Why Java (server VM) is faster than D?

Adam D. Ruppe via Digitalmars-d digitalmars-d at puremagic.com
Mon Aug 3 09:47:12 PDT 2015


You can try a few potential optimizations in the D version 
yourself and see if it makes a difference.

Devirtualization has a very small impact. Test this by making 
`test` take `SubFoo` and making `bar` final, or making `bar` a 
stand-alone function.

That's not it.

Inlining alone doesn't make a huge difference either - test this 
by copy/pasting the `bar` method body to the test function.

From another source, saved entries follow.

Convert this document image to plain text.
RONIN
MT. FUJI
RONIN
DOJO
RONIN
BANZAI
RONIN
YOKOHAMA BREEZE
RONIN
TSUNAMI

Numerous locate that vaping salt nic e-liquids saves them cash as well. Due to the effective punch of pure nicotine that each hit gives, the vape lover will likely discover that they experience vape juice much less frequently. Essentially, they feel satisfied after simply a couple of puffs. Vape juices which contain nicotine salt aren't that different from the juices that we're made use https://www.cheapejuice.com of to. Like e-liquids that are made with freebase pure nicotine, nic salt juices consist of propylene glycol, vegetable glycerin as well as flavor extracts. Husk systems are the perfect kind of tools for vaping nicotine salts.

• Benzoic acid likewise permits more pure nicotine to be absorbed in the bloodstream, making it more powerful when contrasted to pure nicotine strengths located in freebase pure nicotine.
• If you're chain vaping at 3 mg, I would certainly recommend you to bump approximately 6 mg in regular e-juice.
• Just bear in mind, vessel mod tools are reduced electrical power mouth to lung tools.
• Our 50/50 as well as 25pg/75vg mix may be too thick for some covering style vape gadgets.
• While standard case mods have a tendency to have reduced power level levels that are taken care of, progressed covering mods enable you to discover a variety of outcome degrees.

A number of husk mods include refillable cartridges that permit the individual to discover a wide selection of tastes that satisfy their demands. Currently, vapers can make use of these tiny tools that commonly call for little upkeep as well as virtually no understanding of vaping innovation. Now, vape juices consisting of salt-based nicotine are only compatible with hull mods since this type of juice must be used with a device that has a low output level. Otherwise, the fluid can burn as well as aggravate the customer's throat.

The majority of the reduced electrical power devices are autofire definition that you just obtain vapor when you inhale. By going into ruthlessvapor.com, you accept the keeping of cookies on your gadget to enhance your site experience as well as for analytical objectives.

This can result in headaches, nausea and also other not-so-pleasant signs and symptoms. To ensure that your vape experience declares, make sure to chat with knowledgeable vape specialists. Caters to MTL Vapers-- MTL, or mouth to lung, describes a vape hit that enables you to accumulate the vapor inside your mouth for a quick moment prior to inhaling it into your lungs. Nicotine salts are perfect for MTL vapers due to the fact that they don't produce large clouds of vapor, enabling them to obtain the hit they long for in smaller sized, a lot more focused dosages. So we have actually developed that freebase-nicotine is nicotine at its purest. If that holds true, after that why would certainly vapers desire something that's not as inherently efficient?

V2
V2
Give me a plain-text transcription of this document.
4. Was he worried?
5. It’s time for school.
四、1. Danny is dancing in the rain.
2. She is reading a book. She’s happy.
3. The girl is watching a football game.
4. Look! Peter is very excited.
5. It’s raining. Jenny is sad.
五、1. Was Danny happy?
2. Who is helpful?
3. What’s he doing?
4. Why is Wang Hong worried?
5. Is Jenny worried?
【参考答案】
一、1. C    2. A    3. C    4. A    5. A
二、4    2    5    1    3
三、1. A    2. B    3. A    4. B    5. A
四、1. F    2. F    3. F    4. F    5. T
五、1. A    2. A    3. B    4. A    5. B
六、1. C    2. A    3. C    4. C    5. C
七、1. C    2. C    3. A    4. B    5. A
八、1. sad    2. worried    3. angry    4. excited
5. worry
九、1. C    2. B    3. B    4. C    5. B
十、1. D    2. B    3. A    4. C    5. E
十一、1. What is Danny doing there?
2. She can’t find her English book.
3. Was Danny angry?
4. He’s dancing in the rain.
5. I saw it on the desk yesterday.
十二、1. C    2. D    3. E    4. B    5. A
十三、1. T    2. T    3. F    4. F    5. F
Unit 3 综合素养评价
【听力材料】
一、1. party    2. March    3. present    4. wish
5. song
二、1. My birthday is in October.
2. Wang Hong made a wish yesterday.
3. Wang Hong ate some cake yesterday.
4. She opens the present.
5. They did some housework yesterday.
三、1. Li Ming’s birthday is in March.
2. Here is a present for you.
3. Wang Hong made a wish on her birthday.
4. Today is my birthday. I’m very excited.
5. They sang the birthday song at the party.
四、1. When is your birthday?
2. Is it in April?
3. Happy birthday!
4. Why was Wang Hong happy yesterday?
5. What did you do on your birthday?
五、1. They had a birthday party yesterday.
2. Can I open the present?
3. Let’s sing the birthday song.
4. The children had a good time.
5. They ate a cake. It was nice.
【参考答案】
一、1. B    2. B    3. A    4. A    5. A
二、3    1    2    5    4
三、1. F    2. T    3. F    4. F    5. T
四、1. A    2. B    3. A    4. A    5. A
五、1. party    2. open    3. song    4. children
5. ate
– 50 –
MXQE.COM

But we can see a *huge* difference if we inline AND make the data 
local:

int test(SubFoo obj, int repeat) {
         int i = obj.i; // local variable copy
         for (int r = 0; r<repeat; ++r) {
                 //obj.bar();
                 i = i *3 + 1; // do the math on the local
         }
         obj.i = i; // save it back to the object so same result 
to the outside
world
         return obj.i;
}



That cuts the time to less than 1/2 on my computer from the other 
fastest version.

So I suspect the JVM is able to figure out that the `i` member is 
being used and putting it in a hot cache instead of accessing it 
indirectly though the object, just like I did by hand there.

I betcha if the loop ran 5 times, it would be no different, but 
the JVM realizes after hundreds of iterations that there's a huge 
optimization potential there and rewrites the code at that point, 
making it faster for the next million runs.